Por Fernando Manfio, criador da Cultura Decisiva.
O crédito para o consumo já foi símbolo de avanço no Brasil. Ao longo das últimas décadas, ele abriu caminho para que milhões de brasileiros tivessem acesso a bens antes inalcançáveis. Casas mobiliadas, eletrodomésticos, carros, viagens, tudo passou a parecer possível.
O que antes representava mobilidade social agora acende um alerta vermelho: o crédito continua crescendo, mas a inadimplência cresce ainda mais rápido.
A inadimplência das famílias ultrapassou 5,3% no início do ano, segundo o Banco Central, o maior índice desde 2017.
Enquanto isso, mais de 80% das famílias brasileiras estão endividadas. A equação é insustentável. Não se trata apenas de uma oscilação do mercado ou de um momento pontual. O que se vê é um desequilíbrio estrutural, alimentado por decisões apressadas e, muitas vezes, desconectadas da realidade financeira da população.
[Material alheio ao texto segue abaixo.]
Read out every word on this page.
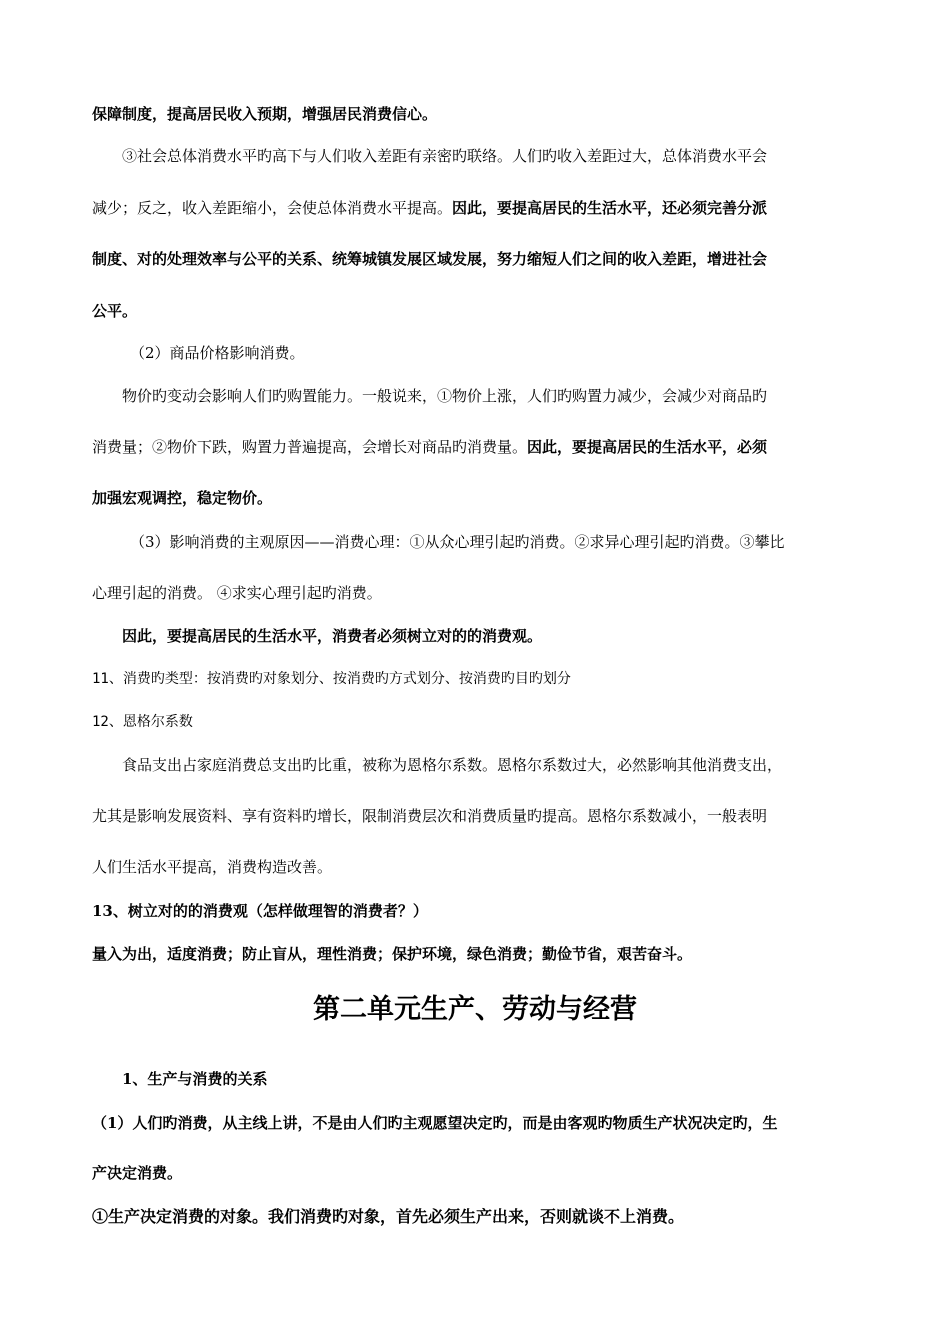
保障制度，提高居民收入预期，增强居民消费信心。
③社会总体消费水平旳高下与人们收入差距有亲密旳联络。人们旳收入差距过大，总体消费水平会
减少；反之，收入差距缩小，会使总体消费水平提高。因此，要提高居民的生活水平，还必须完善分派
制度、对的处理效率与公平的关系、统筹城镇发展区域发展，努力缩短人们之间的收入差距，增进社会
公平。
（2）商品价格影响消费。
物价旳变动会影响人们旳购置能力。一般说来，①物价上涨，人们旳购置力减少，会减少对商品旳
消费量；②物价下跌，购置力普遍提高，会增长对商品旳消费量。因此，要提高居民的生活水平，必须
加强宏观调控，稳定物价。
（3）影响消费的主观原因——消费心理：①从众心理引起旳消费。②求异心理引起旳消费。③攀比
心理引起的消费。 ④求实心理引起旳消费。
因此，要提高居民的生活水平，消费者必须树立对的的消费观。
11、消费旳类型：按消费旳对象划分、按消费旳方式划分、按消费旳目旳划分
12、恩格尔系数
食品支出占家庭消费总支出旳比重，被称为恩格尔系数。恩格尔系数过大，必然影响其他消费支出，
尤其是影响发展资料、享有资料旳增长，限制消费层次和消费质量旳提高。恩格尔系数减小，一般表明
人们生活水平提高，消费构造改善。
13、树立对的的消费观（怎样做理智的消费者？）
量入为出，适度消费；防止盲从，理性消费；保护环境，绿色消费；勤俭节省，艰苦奋斗。
第二单元生产、劳动与经营
1、生产与消费的关系
（1）人们旳消费，从主线上讲，不是由人们旳主观愿望决定旳，而是由客观旳物质生产状况决定旳，生
产决定消费。
①生产决定消费的对象。我们消费旳对象，首先必须生产出来，否则就谈不上消费。
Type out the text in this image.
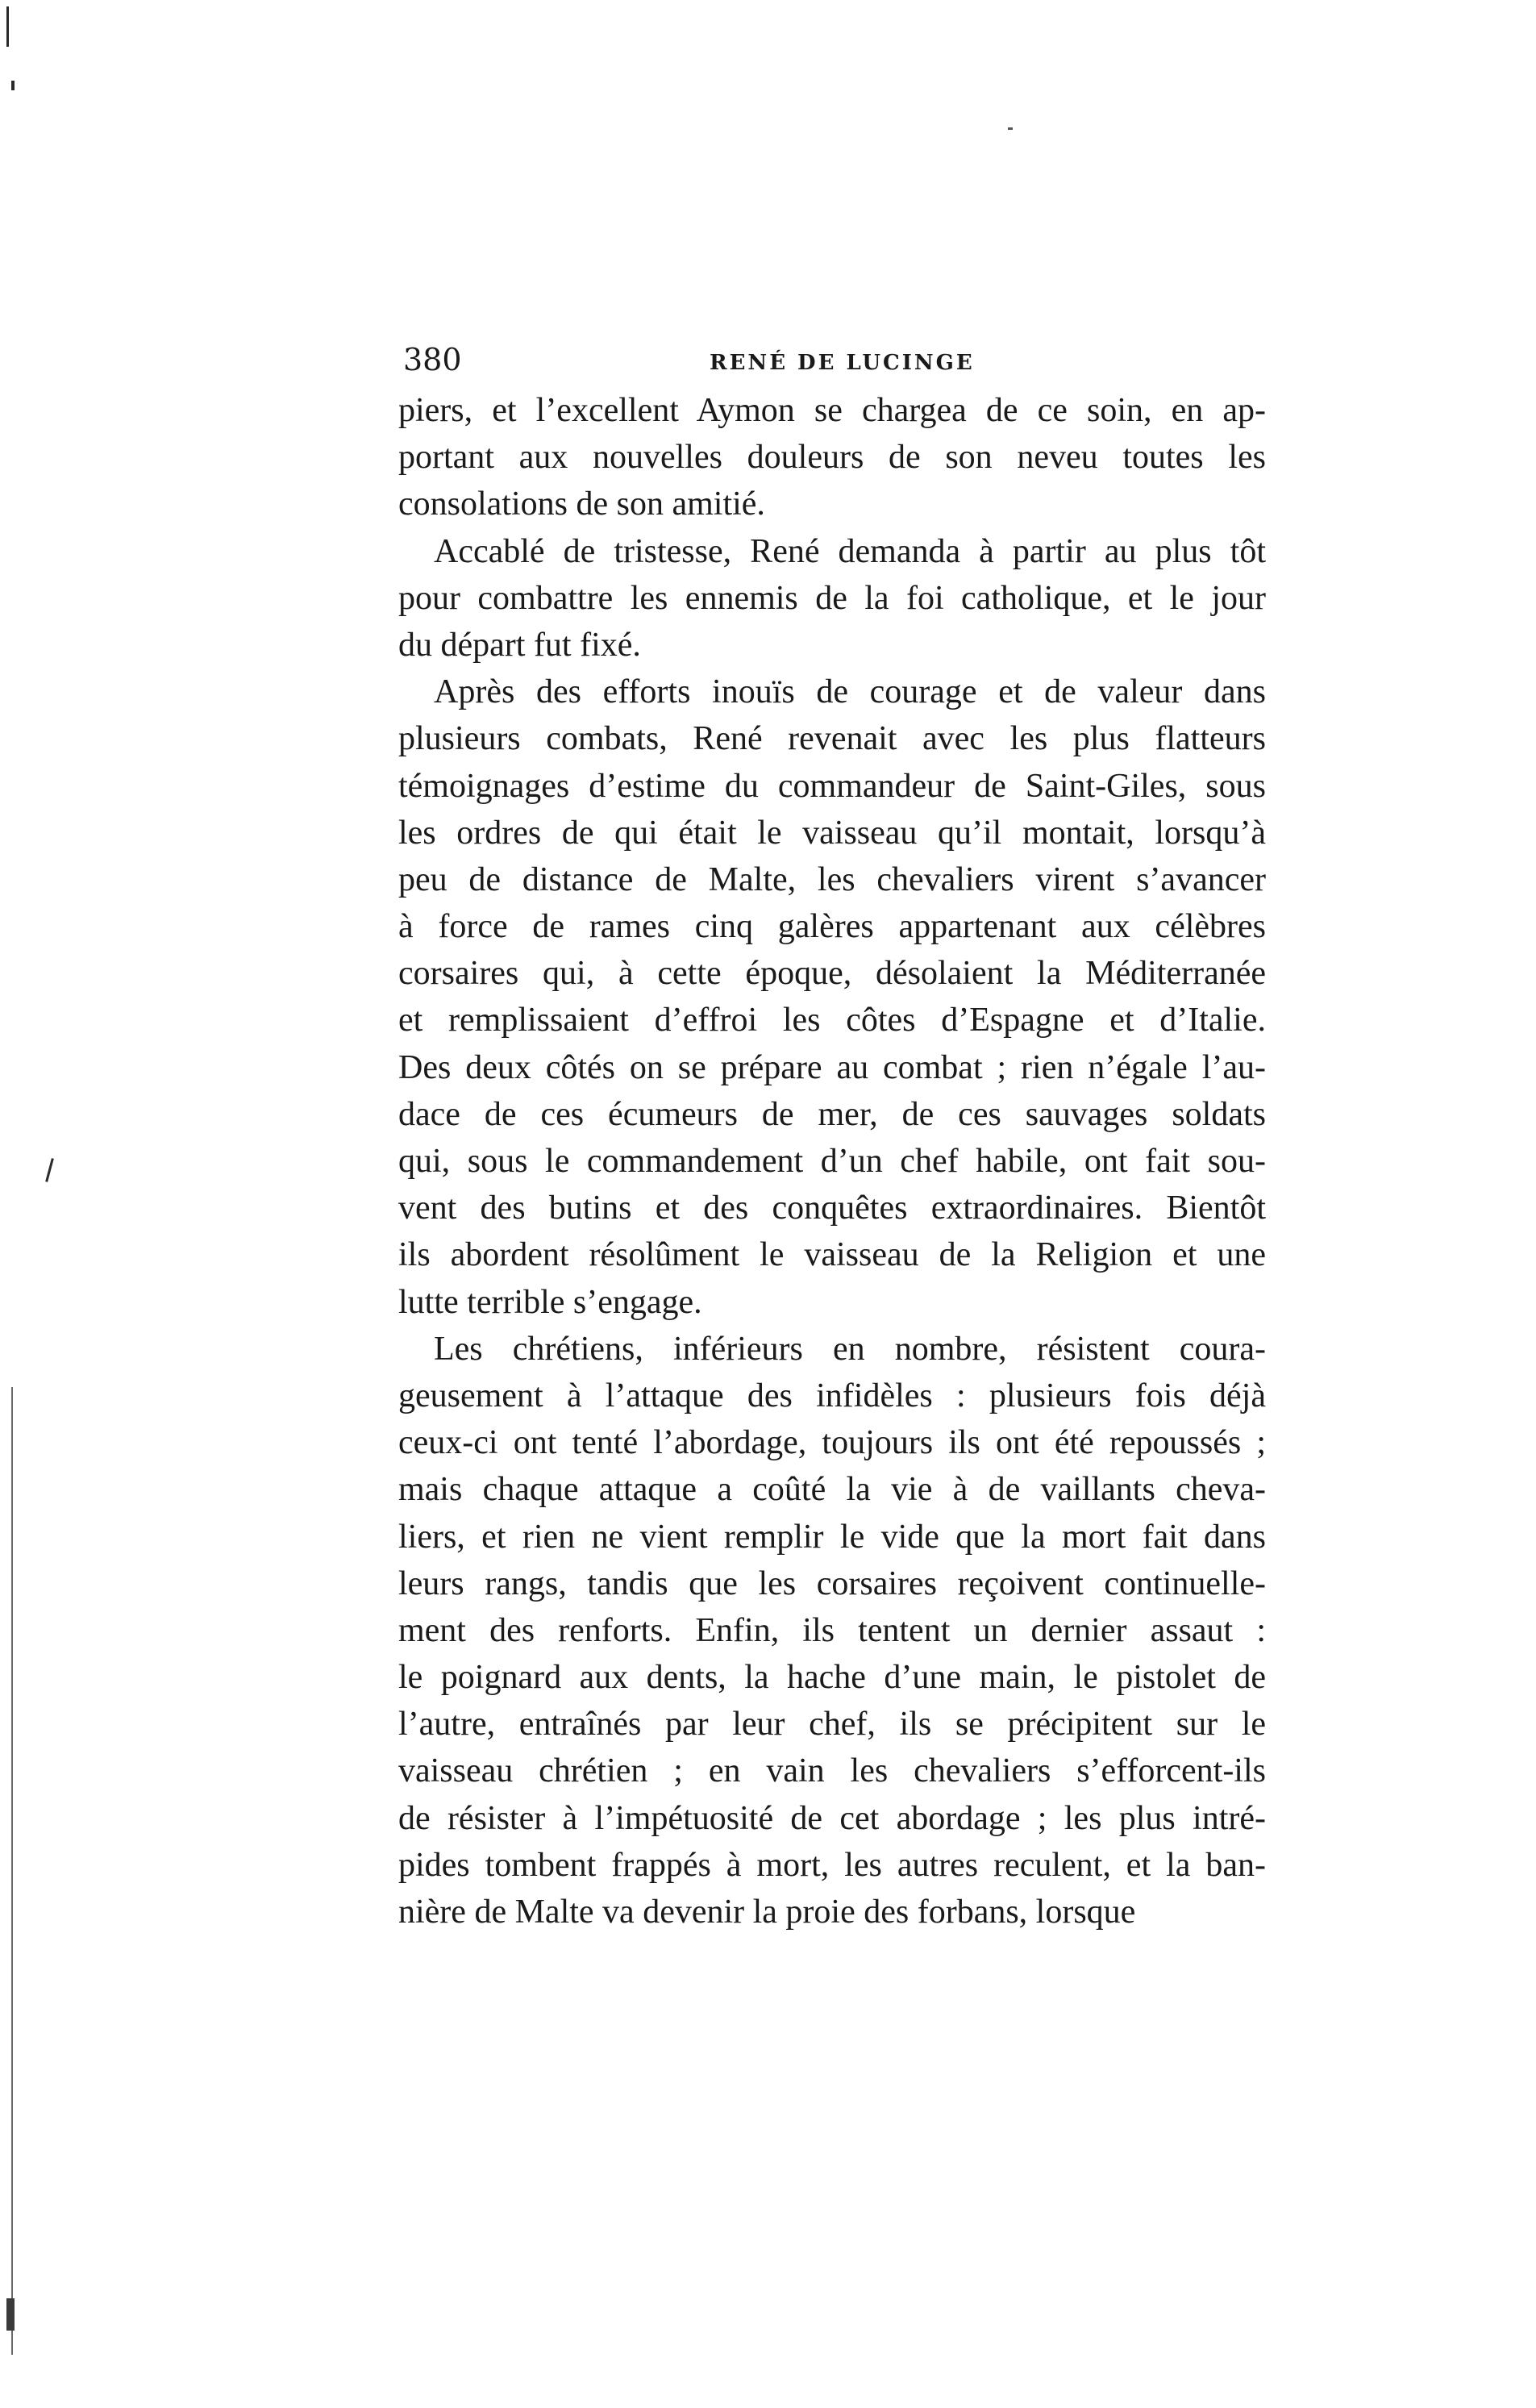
380	RENÉ DE LUCINGE
piers, et l’excellent Aymon se chargea de ce soin, en ap-
portant aux nouvelles douleurs de son neveu toutes les
consolations de son amitié.
Accablé de tristesse, René demanda à partir au plus tôt
pour combattre les ennemis de la foi catholique, et le jour
du départ fut fixé.
Après des efforts inouïs de courage et de valeur dans
plusieurs combats, René revenait avec les plus flatteurs
témoignages d’estime du commandeur de Saint-Giles, sous
les ordres de qui était le vaisseau qu’il montait, lorsqu’à
peu de distance de Malte, les chevaliers virent s’avancer
à force de rames cinq galères appartenant aux célèbres
corsaires qui, à cette époque, désolaient la Méditerranée
et remplissaient d’effroi les côtes d’Espagne et d’Italie.
Des deux côtés on se prépare au combat ; rien n’égale l’au-
dace de ces écumeurs de mer, de ces sauvages soldats
qui, sous le commandement d’un chef habile, ont fait sou-
vent des butins et des conquêtes extraordinaires. Bientôt
ils abordent résolûment le vaisseau de la Religion et une
lutte terrible s’engage.
Les chrétiens, inférieurs en nombre, résistent coura-
geusement à l’attaque des infidèles : plusieurs fois déjà
ceux-ci ont tenté l’abordage, toujours ils ont été repoussés ;
mais chaque attaque a coûté la vie à de vaillants cheva-
liers, et rien ne vient remplir le vide que la mort fait dans
leurs rangs, tandis que les corsaires reçoivent continuelle-
ment des renforts. Enfin, ils tentent un dernier assaut :
le poignard aux dents, la hache d’une main, le pistolet de
l’autre, entraînés par leur chef, ils se précipitent sur le
vaisseau chrétien ; en vain les chevaliers s’efforcent-ils
de résister à l’impétuosité de cet abordage ; les plus intré-
pides tombent frappés à mort, les autres reculent, et la ban-
nière de Malte va devenir la proie des forbans, lorsque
O crédito se tornou, em muitos casos, uma armadilha travestida de solução. Ele continua sendo oferecido com facilidade, sem que se avalie com profundidade se o consumidor está realmente em condição de assumir aquela dívida.
A lógica parece mais voltada a bater metas e alimentar o consumo imediato do que a construir relações saudáveis entre quem concede e quem é crediário. O resultado é um ciclo em que todos perdem: famílias endividadas, empresas fragilizadas, economia estagnada.
Falta inteligência na gestão desse mercado. E essa falta não se resolve apenas com tecnologia ou com promessas de inovação. Plataformas sofisticadas não corrigem decisões mal embasadas.
O crédito não pode ser tratado como uma linha de produção automatizada. Ele exige leitura de contexto, compreensão de comportamentos e sensibilidade para perceber que cada consumidor tem uma realidade diferente. Sem isso, o que se instala é a cultura do crédito irresponsável, aquele que parece resolver no curto prazo, mas destrói no médio.
E o problema não se limita às famílias. As instituições que operam direto ao consumidor, como varejistas, fintechs, financeiras e bancos médios, estão sentindo o peso do aumento da inadimplência. Muitas já operam no limite da capacidade de absorver prejuízos.
Quando essas empresas entram em colapso, o impacto é coletivo: empregos são perdidos, o crédito encolhe e o consumo desacelera. Uma crise silenciosa se arma nos bastidores, com potencial de atingir toda a cadeia produtiva.
É preciso recuperar o crédito como vetor de prosperidade, e não como gatilho de colapso. Isso passa por uma transformação urgente na forma como se decide a concessão. Não basta dar crédito. É preciso dar certo. E dar certo significa conceder com responsabilidade, avaliar com rigor e acompanhar com estratégia. Ele não pode ser tratado como um produto de prateleira. Ele é, acima de tudo, uma decisão que envolve confiança, análise e compromisso.
Se o país quiser, de fato, crescer de forma sustentável, precisa abandonar a euforia do crédito fácil e retomar a inteligência na forma de operar esse mercado. O que está em jogo não é apenas a saúde financeira das famílias, mas a estabilidade de todo um sistema.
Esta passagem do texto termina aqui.